Real earnings management typically involves actions taken by management to either increase or decrease reported earnings through operational decisions. For example, a company may defer maintenance on equipment to reduce expenses in the current period or accelerate sales to increase revenue in the current period. These actions are often taken in response to financial pressures, such as meeting earnings targets or increasing share prices.

earnings targets or increasing share prices. While real earnings management is not necessarily illegal, it can be used to mislead investors and can be a sign of poor corporate governance. It is important for investors to analyse a company’s financial statements carefully and to look for signs of real earnings management, such as unusual patterns in revenue or expenses that do not align with the company’s underlying business operations. For this report, you will use two types of measures for real earnings management: (1) REM1 and (2) REM2

In Australia, the regulating body of the financial market, the Australian Securities & Investments Commission (ASIC), monitors the possible managerial strategic earnings management. During the global pandemic (COVID-19), firms’ operations were significantly disrupted, and ASIC is concerned that firms may manage earnings to improve their financial position for the years 2020 and 2021. Where this is occurring, ASIC requires evidence, including the comparison of pre and post-pandemic financial position/ performance.

To identify pre-pandemic earnings management, ASIC hires you to apply data analytics techniques to monitor the major companies listed in the Australian Securities Exchange (ASX). In this report, you will explore the factors that may indicate firms’ earnings management using statistical techniques covered in this data analytics course. Your findings will provide insights to ASIC, investors and other stakeholders concerning the ongoing debate about firms’ earnings management.

Your analysis is expected to cover S&P/ASX200 listed companies from 2010 to 2019. This analysis will be carried out in two parts. In the first part, you will conduct ETL (Extraction, transformation and loading) along with basic analysis tasks using Excel. The second part involves the application of more advanced statistical analysis using Rstudio to generate results to answer various identified earnings-related issues/problems. The tasks below are presented in the sequence in which you are expected to perform them.

2. Performing the test using statistical tools and analysing the results

Data Analytics approaches rely on a series of statistical techniques that are used to understand data and gain insights into the underlying causes and effects of business decisions. You will use Rstudio to perform the following statistical tests to generate results that you will use later for recommendations.

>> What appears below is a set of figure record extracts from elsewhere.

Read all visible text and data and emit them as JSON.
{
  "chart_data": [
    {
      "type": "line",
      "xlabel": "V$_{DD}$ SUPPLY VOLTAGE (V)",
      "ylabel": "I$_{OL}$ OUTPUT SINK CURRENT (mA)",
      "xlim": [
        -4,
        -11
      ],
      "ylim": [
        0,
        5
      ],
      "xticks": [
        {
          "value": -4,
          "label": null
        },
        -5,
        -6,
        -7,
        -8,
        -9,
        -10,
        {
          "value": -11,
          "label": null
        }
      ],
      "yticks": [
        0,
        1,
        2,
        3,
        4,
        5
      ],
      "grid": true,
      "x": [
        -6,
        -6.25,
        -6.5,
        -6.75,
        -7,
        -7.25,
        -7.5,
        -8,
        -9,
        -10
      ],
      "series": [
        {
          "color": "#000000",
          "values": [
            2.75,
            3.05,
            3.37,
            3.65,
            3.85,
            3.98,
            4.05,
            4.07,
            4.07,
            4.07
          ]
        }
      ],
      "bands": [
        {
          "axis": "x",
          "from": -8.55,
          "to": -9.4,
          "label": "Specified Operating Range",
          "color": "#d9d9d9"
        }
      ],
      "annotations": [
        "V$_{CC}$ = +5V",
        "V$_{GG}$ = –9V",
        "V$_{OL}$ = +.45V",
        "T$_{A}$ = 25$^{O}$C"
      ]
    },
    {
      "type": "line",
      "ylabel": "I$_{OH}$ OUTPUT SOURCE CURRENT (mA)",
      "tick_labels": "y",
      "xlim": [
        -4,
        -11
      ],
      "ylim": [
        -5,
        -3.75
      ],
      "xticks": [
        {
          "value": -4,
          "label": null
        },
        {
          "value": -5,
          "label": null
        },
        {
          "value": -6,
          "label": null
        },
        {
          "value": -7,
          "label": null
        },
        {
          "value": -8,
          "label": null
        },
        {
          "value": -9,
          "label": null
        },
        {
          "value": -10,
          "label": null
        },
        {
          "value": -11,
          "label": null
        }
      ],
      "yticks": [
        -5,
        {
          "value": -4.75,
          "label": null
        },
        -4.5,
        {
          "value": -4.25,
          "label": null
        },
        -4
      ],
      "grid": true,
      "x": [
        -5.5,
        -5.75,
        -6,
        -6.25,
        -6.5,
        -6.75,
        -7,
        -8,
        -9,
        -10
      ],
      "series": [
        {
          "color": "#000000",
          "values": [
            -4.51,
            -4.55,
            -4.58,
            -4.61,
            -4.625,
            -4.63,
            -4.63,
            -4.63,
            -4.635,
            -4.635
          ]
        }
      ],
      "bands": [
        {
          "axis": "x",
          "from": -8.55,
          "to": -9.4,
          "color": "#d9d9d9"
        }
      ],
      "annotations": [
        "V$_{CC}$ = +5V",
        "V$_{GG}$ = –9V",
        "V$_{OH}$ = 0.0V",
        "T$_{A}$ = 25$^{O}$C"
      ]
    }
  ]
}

A1. Create Table 2.1 and generate summary descriptive statistics for DACC, REM1, REM2, VISIBLE, SIZE, LEVERAGE, MTB, LOSS, CF, ZScore and BIG4. Also, generate Table 2.2 and present summary statistics of mean value for all variables by industry using the GICS sector name.

A2. Create Table 2.3, present the estimated Pearson correlation matrix for all variables, and identify any possible multicollinearity.

A3. Create a dummy variable to represent highly visible companies based on the level of news coverage. Use the average of the news coverage (e.g., 157.62) and label the dummy variable as VISIBLE = 1 if the company’s news coverage for that year is greater than average and VISIBLE = 0 otherwise.